After all, the catalyst for my own one-woman protest was the Senate’s choice to protect the filibuster instead of our equitable access to the ballot — the sacred lynchpin of a multi-racial democracy. As someone who hit the road to help Texans of all stripes engage in the democratic process, I can confirm that those of us who follow politics enough to be upset about the filibuster and its impact on our democracy are far outside the norm of the American public. And the research backs this up — polling shows that less than 20% of Americans consider themselves “very familiar” with the filibuster and 40% said they weren’t very familiar with it or hadn’t heard about it at all.
It’s a reminder that as infuriated as we all are to see freedoms we’ve enjoyed for a generation being stripped away, we can’t afford to overestimate the salience of the issues that animate us the most with the broader American electorate. As such, it is on those of us stepping into the arena as engaged voters to follow the lead of the civil rights champions and Freedom Riders who came before us to help expand the electorate and illuminate for Americans who are not yet engaged why it’s important for them to make their voices heard, too.
The day after the U.S. Supreme Court overturned Roe v. Wade, I was in Waller County, Texas. After getting certified to register people to vote in the county, I spent the day talking about civic participation with a leadership conference of high school girls who aren’t yet old enough to vote. We discussed how to get the adults in their lives engaged following the recent shooting in Uvalde, Texas and the devastating anti-choice ruling that had come down from the Court the day prior. One of the high schoolers asked a question that stuck with me: “Where are we supposed to learn about these things so that we can get more people to do something about it?”
As more news breaks about those with pregnancy complications being denied life-saving care, and as we learn more about the extent to which Republicans have been willing to coordinate with right-wing militias to further their own electoral gains, we must be relentless in informing our own concentric circles of what’s at stake in this upcoming election. If we don’t, then the choice to sit out in this year’s election will be felt and judged harshly by the generations who follow us.
When I meet Texans out on the road who are hesitant to vote, I tell them that we must fight back against those who are harming our communities and build political power by voting all the way down the ballot each and every election.
Often the outcomes of the races that fall towards the very bottom of our ballots are the ones whose impact will be felt most acutely in our day to day lives.
As broken as the electoral process seems now, history tells us it can, and will, get much worse if we don’t take a stand and make the choice to elect leaders who will protect our democracy from further erosion.
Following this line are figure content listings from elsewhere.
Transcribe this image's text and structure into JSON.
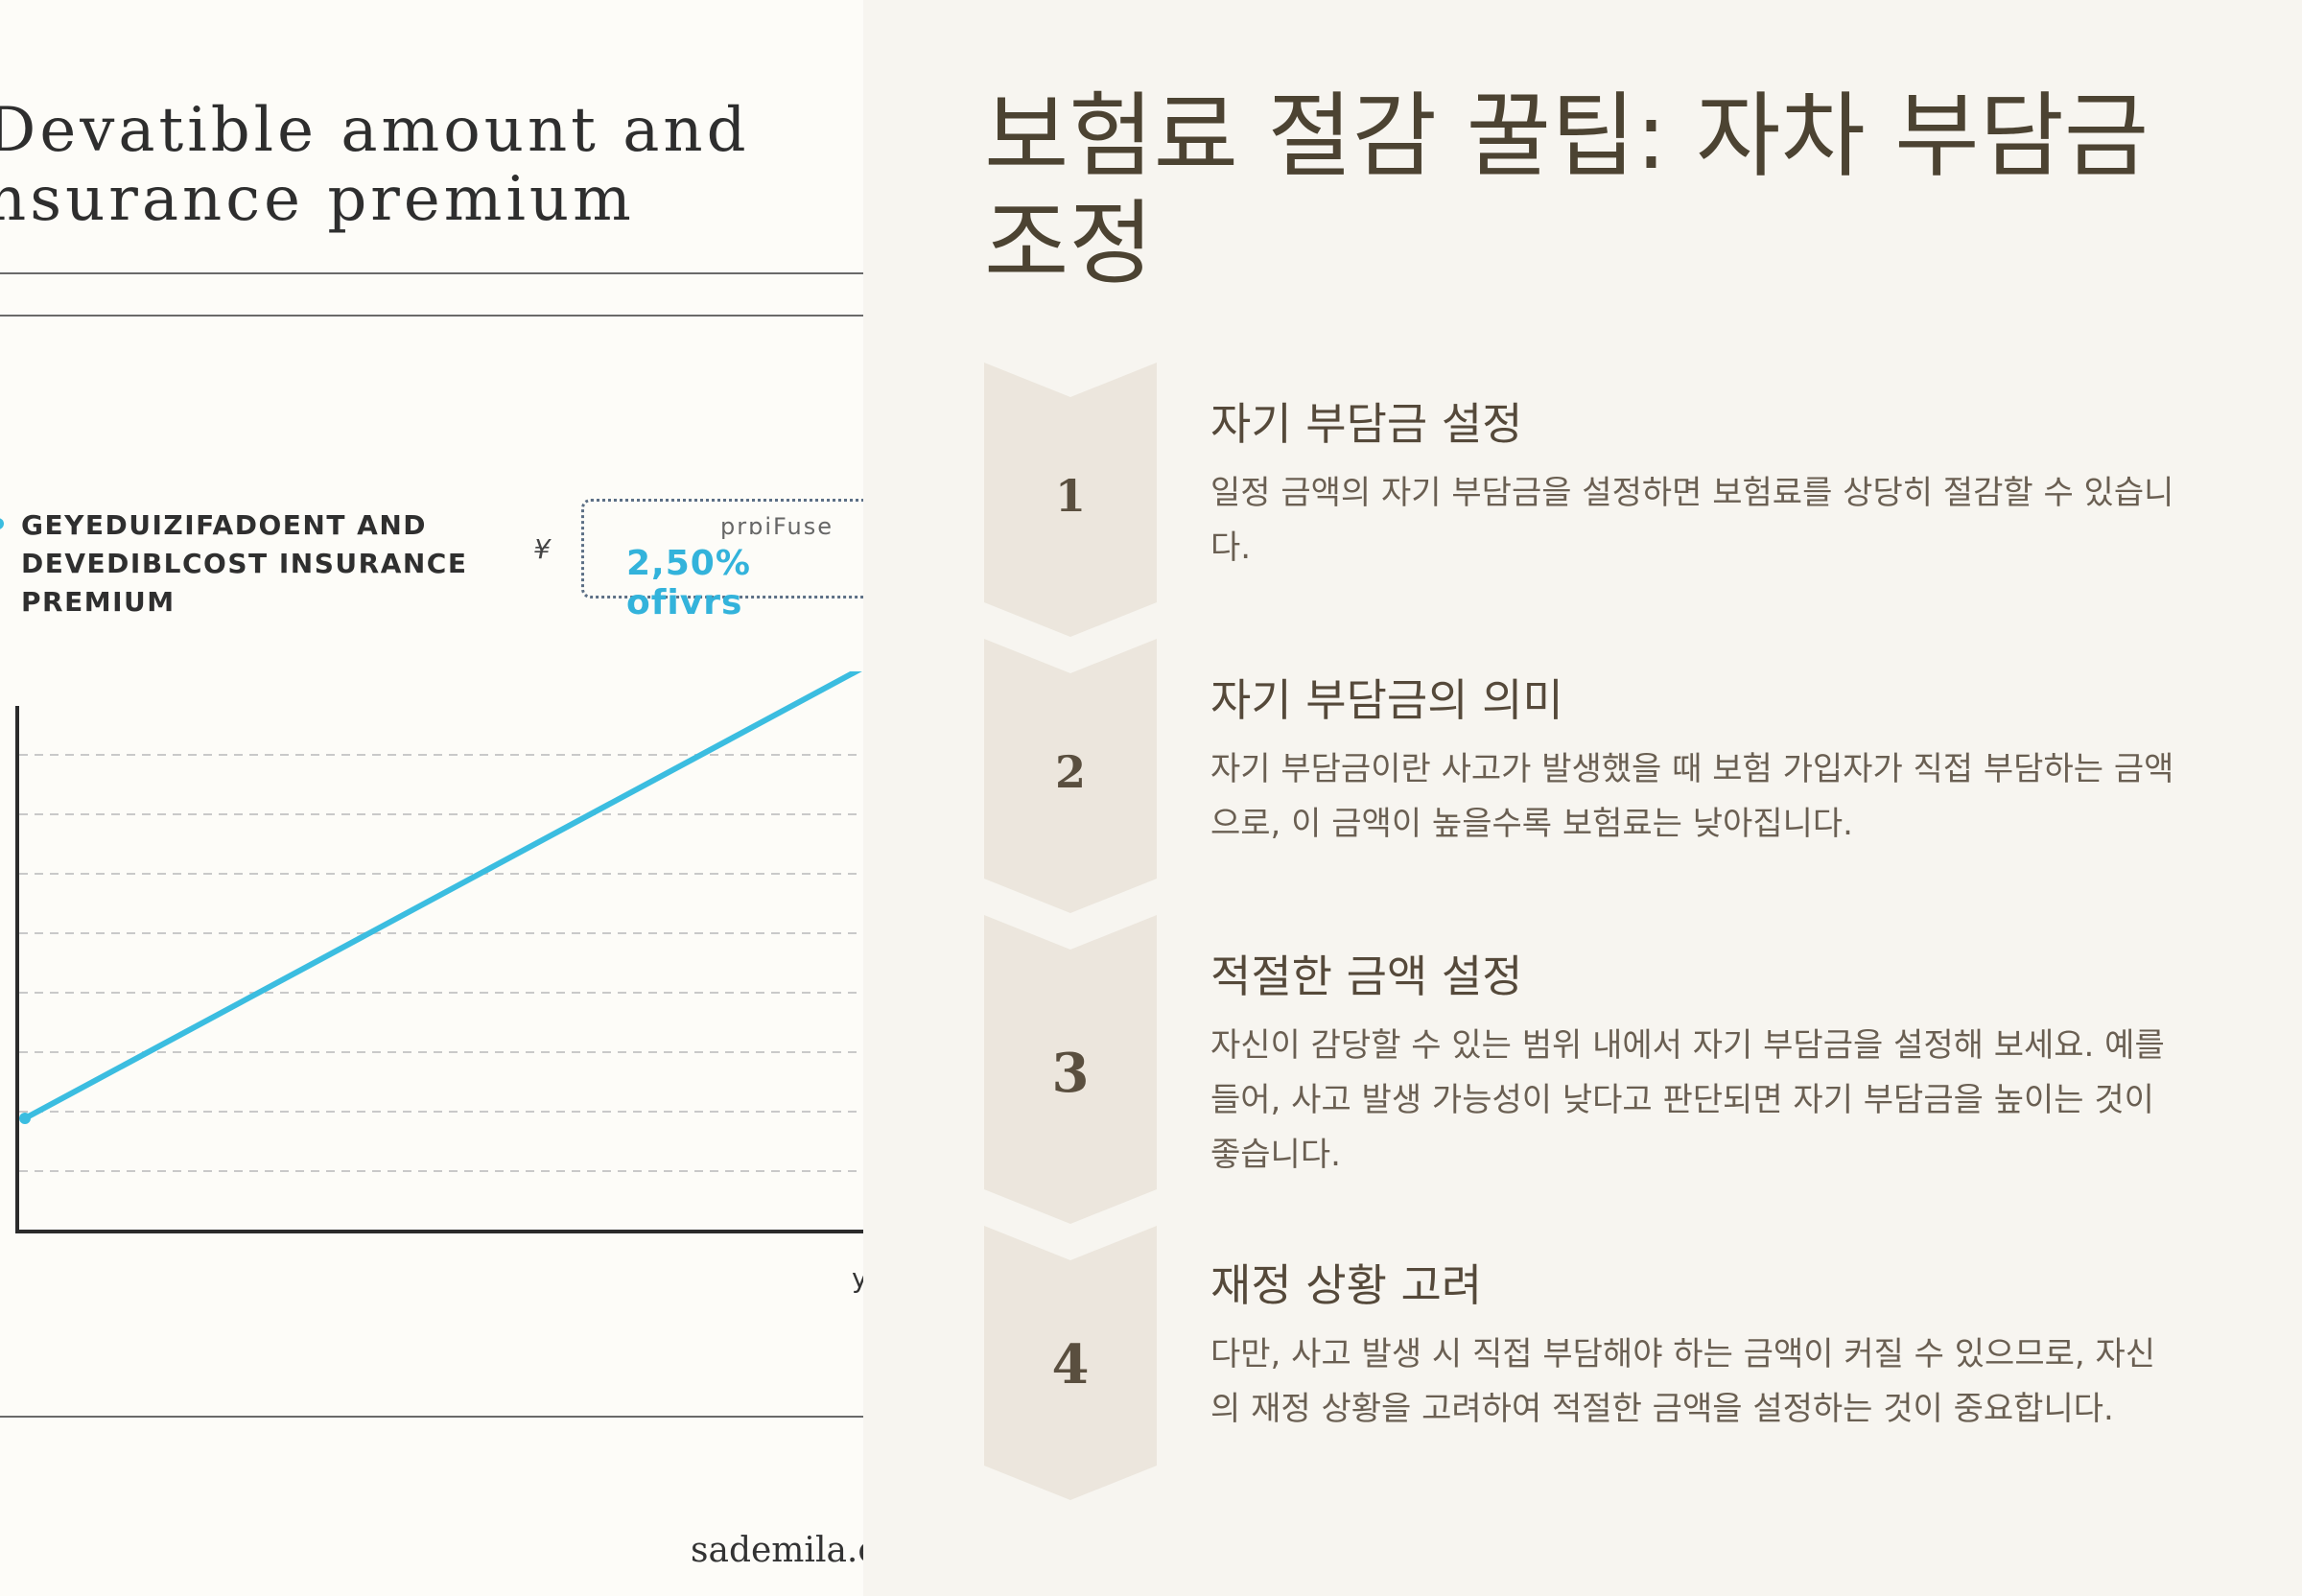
{
  "left_image": {
    "title": "Devatible amount and\nnsurance premium",
    "legend_text": "GEYEDUIZIFADOENT AND\nDEVEDIBLCOST INSURANCE\nPREMIUM",
    "legend_mark": "¥",
    "badge_small": "prɒiFuse",
    "badge_value": "2,50% ofivrs",
    "axis_tail": "y",
    "credit": "sademila.c",
    "line_color": "#3bbde0"
  },
  "title": "보험료 절감 꿀팁: 자차 부담금 조정",
  "steps": [
    {
      "number": "1",
      "title": "자기 부담금 설정",
      "description": "일정 금액의 자기 부담금을 설정하면 보험료를 상당히 절감할 수 있습니다."
    },
    {
      "number": "2",
      "title": "자기 부담금의 의미",
      "description": "자기 부담금이란 사고가 발생했을 때 보험 가입자가 직접 부담하는 금액으로, 이 금액이 높을수록 보험료는 낮아집니다."
    },
    {
      "number": "3",
      "title": "적절한 금액 설정",
      "description": "자신이 감당할 수 있는 범위 내에서 자기 부담금을 설정해 보세요. 예를 들어, 사고 발생 가능성이 낮다고 판단되면 자기 부담금을 높이는 것이 좋습니다."
    },
    {
      "number": "4",
      "title": "재정 상황 고려",
      "description": "다만, 사고 발생 시 직접 부담해야 하는 금액이 커질 수 있으므로, 자신의 재정 상황을 고려하여 적절한 금액을 설정하는 것이 중요합니다."
    }
  ],
  "colors": {
    "background": "#f7f5f0",
    "chevron": "#ece6dd",
    "title": "#4c4332",
    "text": "#6a5f52"
  }
}
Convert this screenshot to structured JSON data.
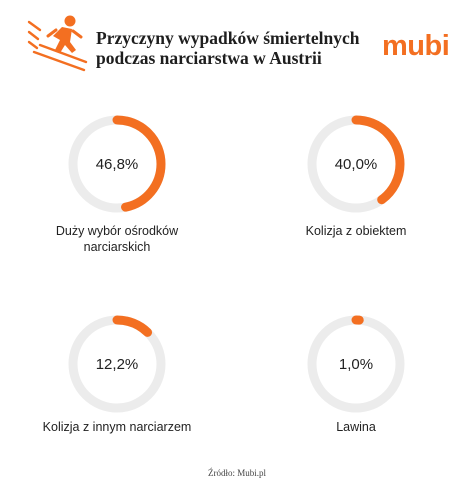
{
  "header": {
    "title_line1": "Przyczyny wypadków śmiertelnych",
    "title_line2": "podczas narciarstwa w Austrii",
    "brand": "mubi"
  },
  "colors": {
    "accent": "#f36f21",
    "track": "#ececec",
    "text": "#222222"
  },
  "chart_data": {
    "type": "pie",
    "subtype": "donut-grid",
    "title": "Przyczyny wypadków śmiertelnych podczas narciarstwa w Austrii",
    "items": [
      {
        "value": 46.8,
        "value_label": "46,8%",
        "label_line1": "Duży wybór ośrodków",
        "label_line2": "narciarskich"
      },
      {
        "value": 40.0,
        "value_label": "40,0%",
        "label_line1": "Kolizja z obiektem",
        "label_line2": ""
      },
      {
        "value": 12.2,
        "value_label": "12,2%",
        "label_line1": "Kolizja z innym narciarzem",
        "label_line2": ""
      },
      {
        "value": 1.0,
        "value_label": "1,0%",
        "label_line1": "Lawina",
        "label_line2": ""
      }
    ]
  },
  "footer": {
    "source": "Źródło: Mubi.pl"
  }
}
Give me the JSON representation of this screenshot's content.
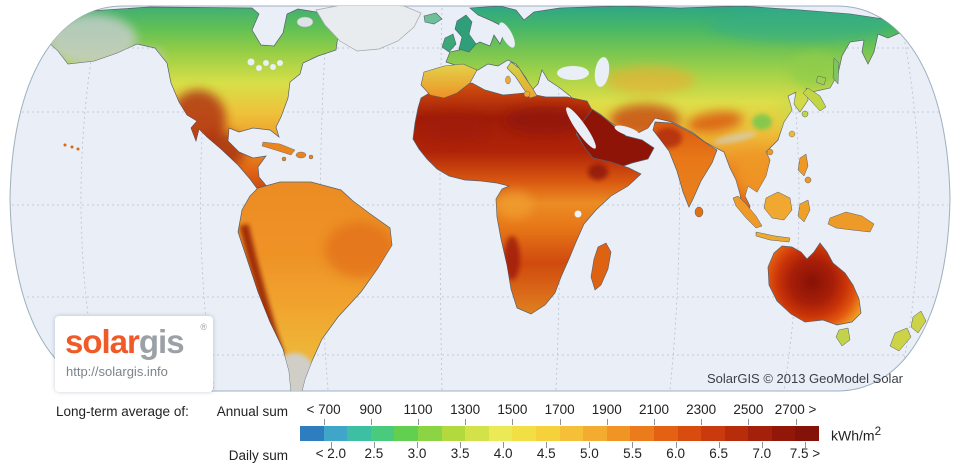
{
  "map": {
    "copyright": "SolarGIS © 2013 GeoModel Solar",
    "ocean_color": "#e9eef7",
    "graticule_color": "#b7c1ce",
    "regions": [
      "north-america",
      "greenland",
      "south-america",
      "europe",
      "africa",
      "madagascar",
      "arabia",
      "india",
      "eurasia",
      "japan",
      "indonesia",
      "new-guinea",
      "australia",
      "new-zealand",
      "united-kingdom",
      "ireland",
      "iceland",
      "iberia",
      "italy",
      "cuba",
      "hispaniola"
    ]
  },
  "logo": {
    "brand_solar": "solar",
    "brand_gis": "gis",
    "registered": "®",
    "url": "http://solargis.info",
    "brand_color": "#f05a28",
    "gis_color": "#9ba1a6"
  },
  "legend": {
    "prefix": "Long-term average of:",
    "annual_label": "Annual sum",
    "daily_label": "Daily sum",
    "unit_base": "kWh/m",
    "unit_sup": "2",
    "annual_ticks": [
      {
        "value": 700,
        "label": "< 700"
      },
      {
        "value": 900,
        "label": "900"
      },
      {
        "value": 1100,
        "label": "1100"
      },
      {
        "value": 1300,
        "label": "1300"
      },
      {
        "value": 1500,
        "label": "1500"
      },
      {
        "value": 1700,
        "label": "1700"
      },
      {
        "value": 1900,
        "label": "1900"
      },
      {
        "value": 2100,
        "label": "2100"
      },
      {
        "value": 2300,
        "label": "2300"
      },
      {
        "value": 2500,
        "label": "2500"
      },
      {
        "value": 2700,
        "label": "2700 >"
      }
    ],
    "daily_ticks": [
      {
        "value": 2.0,
        "label": "< 2.0"
      },
      {
        "value": 2.5,
        "label": "2.5"
      },
      {
        "value": 3.0,
        "label": "3.0"
      },
      {
        "value": 3.5,
        "label": "3.5"
      },
      {
        "value": 4.0,
        "label": "4.0"
      },
      {
        "value": 4.5,
        "label": "4.5"
      },
      {
        "value": 5.0,
        "label": "5.0"
      },
      {
        "value": 5.5,
        "label": "5.5"
      },
      {
        "value": 6.0,
        "label": "6.0"
      },
      {
        "value": 6.5,
        "label": "6.5"
      },
      {
        "value": 7.0,
        "label": "7.0"
      },
      {
        "value": 7.5,
        "label": "7.5 >"
      }
    ],
    "colorbar_colors": [
      "#2d7dbf",
      "#3fa6c9",
      "#3dbfa4",
      "#49ca7c",
      "#63cf51",
      "#8bd443",
      "#b2da3e",
      "#d4e24a",
      "#ebe955",
      "#f2df45",
      "#f5d13c",
      "#f5c038",
      "#f3ac2f",
      "#f09523",
      "#ec7c1b",
      "#e46114",
      "#d84c10",
      "#c93b0e",
      "#b72c0b",
      "#a3210a",
      "#921709",
      "#851208"
    ]
  }
}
But there’s no need to take my word for it; take it from a true founder of American democracy, the late U.S. Rep. John Lewis (D-Ga.): “The vote is precious. It is the most powerful non-violent tool we have in a democratic society, and we must use it. And so you must go out all across America and tell young people, and people not so young, tell all of us: Vote. The vote is powerful.”
The Texas deputy voter registrar requirement would have made Freedom Rides like the ones Lewis helped organize virtually impossible in the state of Texas. As we face a retrenchment of our hard-won rights alongside a historic onslaught of voter suppression, it should be apparent to all of us that this is not a coincidence.
Tayhlor Coleman is a seventh generation Texan living full time in her van named Barb to help register voters across the Lone Star State.